Translational and Clinical Research Institute, Newcastle University Medical School , Newcastle, UK.
Expert Rev Clin Immunol. 2020 Jun;16(6):621-630. doi: 10.1080/1744666X.2020.1771183. Epub 2020 May 27.
Rheumatoid arthritis (RA) is a chronic, systemic autoimmune disease. Early referral and treatment are key to the effective management of the disease. This makes imperative the identification of biomarkers and of pathobiological endotypes.
This review describes recent efforts to integrate large-scale datasets for the identification of disease endotypes for precision medicine in early, seropositive RA. We conducted a search for systems and multi-omics papers in early RA patients through to 1 January 2020. We reviewed investigations of multiple technologies such as transcriptomic, proteomic and metabolomic platforms as well as extensive clinical datasets. We outline progress made and describe some of the advantages and limitations of current computational and statistical methods.

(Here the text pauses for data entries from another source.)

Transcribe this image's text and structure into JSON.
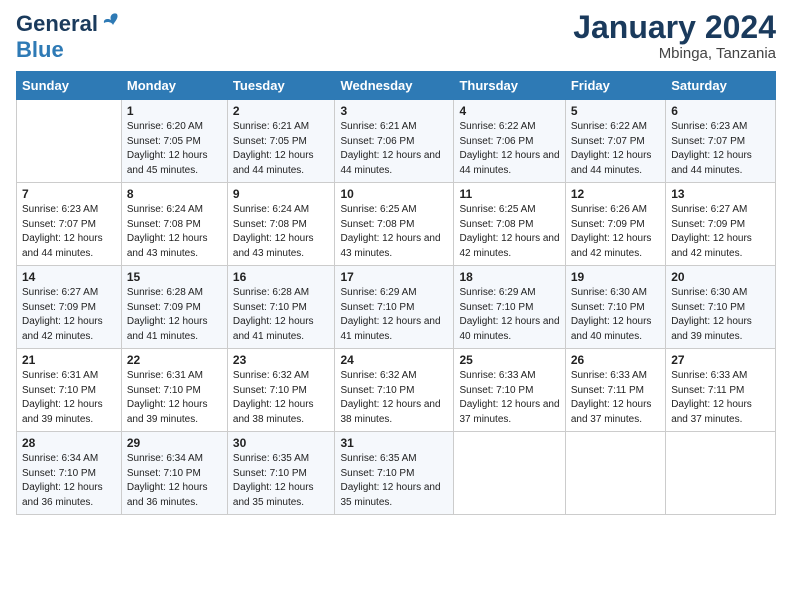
{
  "header": {
    "logo_general": "General",
    "logo_blue": "Blue",
    "main_title": "January 2024",
    "subtitle": "Mbinga, Tanzania"
  },
  "columns": [
    "Sunday",
    "Monday",
    "Tuesday",
    "Wednesday",
    "Thursday",
    "Friday",
    "Saturday"
  ],
  "weeks": [
    [
      {
        "day": "",
        "sunrise": "",
        "sunset": "",
        "daylight": ""
      },
      {
        "day": "1",
        "sunrise": "Sunrise: 6:20 AM",
        "sunset": "Sunset: 7:05 PM",
        "daylight": "Daylight: 12 hours and 45 minutes."
      },
      {
        "day": "2",
        "sunrise": "Sunrise: 6:21 AM",
        "sunset": "Sunset: 7:05 PM",
        "daylight": "Daylight: 12 hours and 44 minutes."
      },
      {
        "day": "3",
        "sunrise": "Sunrise: 6:21 AM",
        "sunset": "Sunset: 7:06 PM",
        "daylight": "Daylight: 12 hours and 44 minutes."
      },
      {
        "day": "4",
        "sunrise": "Sunrise: 6:22 AM",
        "sunset": "Sunset: 7:06 PM",
        "daylight": "Daylight: 12 hours and 44 minutes."
      },
      {
        "day": "5",
        "sunrise": "Sunrise: 6:22 AM",
        "sunset": "Sunset: 7:07 PM",
        "daylight": "Daylight: 12 hours and 44 minutes."
      },
      {
        "day": "6",
        "sunrise": "Sunrise: 6:23 AM",
        "sunset": "Sunset: 7:07 PM",
        "daylight": "Daylight: 12 hours and 44 minutes."
      }
    ],
    [
      {
        "day": "7",
        "sunrise": "Sunrise: 6:23 AM",
        "sunset": "Sunset: 7:07 PM",
        "daylight": "Daylight: 12 hours and 44 minutes."
      },
      {
        "day": "8",
        "sunrise": "Sunrise: 6:24 AM",
        "sunset": "Sunset: 7:08 PM",
        "daylight": "Daylight: 12 hours and 43 minutes."
      },
      {
        "day": "9",
        "sunrise": "Sunrise: 6:24 AM",
        "sunset": "Sunset: 7:08 PM",
        "daylight": "Daylight: 12 hours and 43 minutes."
      },
      {
        "day": "10",
        "sunrise": "Sunrise: 6:25 AM",
        "sunset": "Sunset: 7:08 PM",
        "daylight": "Daylight: 12 hours and 43 minutes."
      },
      {
        "day": "11",
        "sunrise": "Sunrise: 6:25 AM",
        "sunset": "Sunset: 7:08 PM",
        "daylight": "Daylight: 12 hours and 42 minutes."
      },
      {
        "day": "12",
        "sunrise": "Sunrise: 6:26 AM",
        "sunset": "Sunset: 7:09 PM",
        "daylight": "Daylight: 12 hours and 42 minutes."
      },
      {
        "day": "13",
        "sunrise": "Sunrise: 6:27 AM",
        "sunset": "Sunset: 7:09 PM",
        "daylight": "Daylight: 12 hours and 42 minutes."
      }
    ],
    [
      {
        "day": "14",
        "sunrise": "Sunrise: 6:27 AM",
        "sunset": "Sunset: 7:09 PM",
        "daylight": "Daylight: 12 hours and 42 minutes."
      },
      {
        "day": "15",
        "sunrise": "Sunrise: 6:28 AM",
        "sunset": "Sunset: 7:09 PM",
        "daylight": "Daylight: 12 hours and 41 minutes."
      },
      {
        "day": "16",
        "sunrise": "Sunrise: 6:28 AM",
        "sunset": "Sunset: 7:10 PM",
        "daylight": "Daylight: 12 hours and 41 minutes."
      },
      {
        "day": "17",
        "sunrise": "Sunrise: 6:29 AM",
        "sunset": "Sunset: 7:10 PM",
        "daylight": "Daylight: 12 hours and 41 minutes."
      },
      {
        "day": "18",
        "sunrise": "Sunrise: 6:29 AM",
        "sunset": "Sunset: 7:10 PM",
        "daylight": "Daylight: 12 hours and 40 minutes."
      },
      {
        "day": "19",
        "sunrise": "Sunrise: 6:30 AM",
        "sunset": "Sunset: 7:10 PM",
        "daylight": "Daylight: 12 hours and 40 minutes."
      },
      {
        "day": "20",
        "sunrise": "Sunrise: 6:30 AM",
        "sunset": "Sunset: 7:10 PM",
        "daylight": "Daylight: 12 hours and 39 minutes."
      }
    ],
    [
      {
        "day": "21",
        "sunrise": "Sunrise: 6:31 AM",
        "sunset": "Sunset: 7:10 PM",
        "daylight": "Daylight: 12 hours and 39 minutes."
      },
      {
        "day": "22",
        "sunrise": "Sunrise: 6:31 AM",
        "sunset": "Sunset: 7:10 PM",
        "daylight": "Daylight: 12 hours and 39 minutes."
      },
      {
        "day": "23",
        "sunrise": "Sunrise: 6:32 AM",
        "sunset": "Sunset: 7:10 PM",
        "daylight": "Daylight: 12 hours and 38 minutes."
      },
      {
        "day": "24",
        "sunrise": "Sunrise: 6:32 AM",
        "sunset": "Sunset: 7:10 PM",
        "daylight": "Daylight: 12 hours and 38 minutes."
      },
      {
        "day": "25",
        "sunrise": "Sunrise: 6:33 AM",
        "sunset": "Sunset: 7:10 PM",
        "daylight": "Daylight: 12 hours and 37 minutes."
      },
      {
        "day": "26",
        "sunrise": "Sunrise: 6:33 AM",
        "sunset": "Sunset: 7:11 PM",
        "daylight": "Daylight: 12 hours and 37 minutes."
      },
      {
        "day": "27",
        "sunrise": "Sunrise: 6:33 AM",
        "sunset": "Sunset: 7:11 PM",
        "daylight": "Daylight: 12 hours and 37 minutes."
      }
    ],
    [
      {
        "day": "28",
        "sunrise": "Sunrise: 6:34 AM",
        "sunset": "Sunset: 7:10 PM",
        "daylight": "Daylight: 12 hours and 36 minutes."
      },
      {
        "day": "29",
        "sunrise": "Sunrise: 6:34 AM",
        "sunset": "Sunset: 7:10 PM",
        "daylight": "Daylight: 12 hours and 36 minutes."
      },
      {
        "day": "30",
        "sunrise": "Sunrise: 6:35 AM",
        "sunset": "Sunset: 7:10 PM",
        "daylight": "Daylight: 12 hours and 35 minutes."
      },
      {
        "day": "31",
        "sunrise": "Sunrise: 6:35 AM",
        "sunset": "Sunset: 7:10 PM",
        "daylight": "Daylight: 12 hours and 35 minutes."
      },
      {
        "day": "",
        "sunrise": "",
        "sunset": "",
        "daylight": ""
      },
      {
        "day": "",
        "sunrise": "",
        "sunset": "",
        "daylight": ""
      },
      {
        "day": "",
        "sunrise": "",
        "sunset": "",
        "daylight": ""
      }
    ]
  ]
}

The search for pathobiological endotypes in early RA is rapidly developing. While currently, studies tend to be small, reliant upon new technologies and unproven analytical tools, as the technology becomes cheaper and more reliable, and the properties of analytical tools for the integration of cross-platform biology become better understood, it seems likely that better biomarkers of disease, remission and response to individual therapies will emerge.
类风湿关节炎(RA)是一种慢性、系统性自身免疫性疾病。早期转介和治疗是有效管理疾病的关键。这使得识别生物标志物和病理生物学表型变得尤为重要。
本文描述了最近在整合大规模数据集以识别早期阳性 RA 患者精准医学疾病表型方面的努力。我们通过搜索系统和多组学论文,对早期 RA 患者进行了研究,时间截至 2020 年 1 月 1 日。我们回顾了转录组学、蛋白质组学和代谢组学等多种技术以及广泛的临床数据集的研究。我们概述了所取得的进展,并描述了当前计算和统计方法的一些优点和局限性。
在早期 RA 中寻找病理生物学表型的研究正在迅速发展。虽然目前的研究往往规模较小,依赖于新技术和未经证实的分析工具,但随着技术变得更便宜、更可靠,以及用于整合跨平台生物学的分析工具的特性得到更好的理解,似乎更有可能出现更好的疾病、缓解和对个体治疗反应的生物标志物。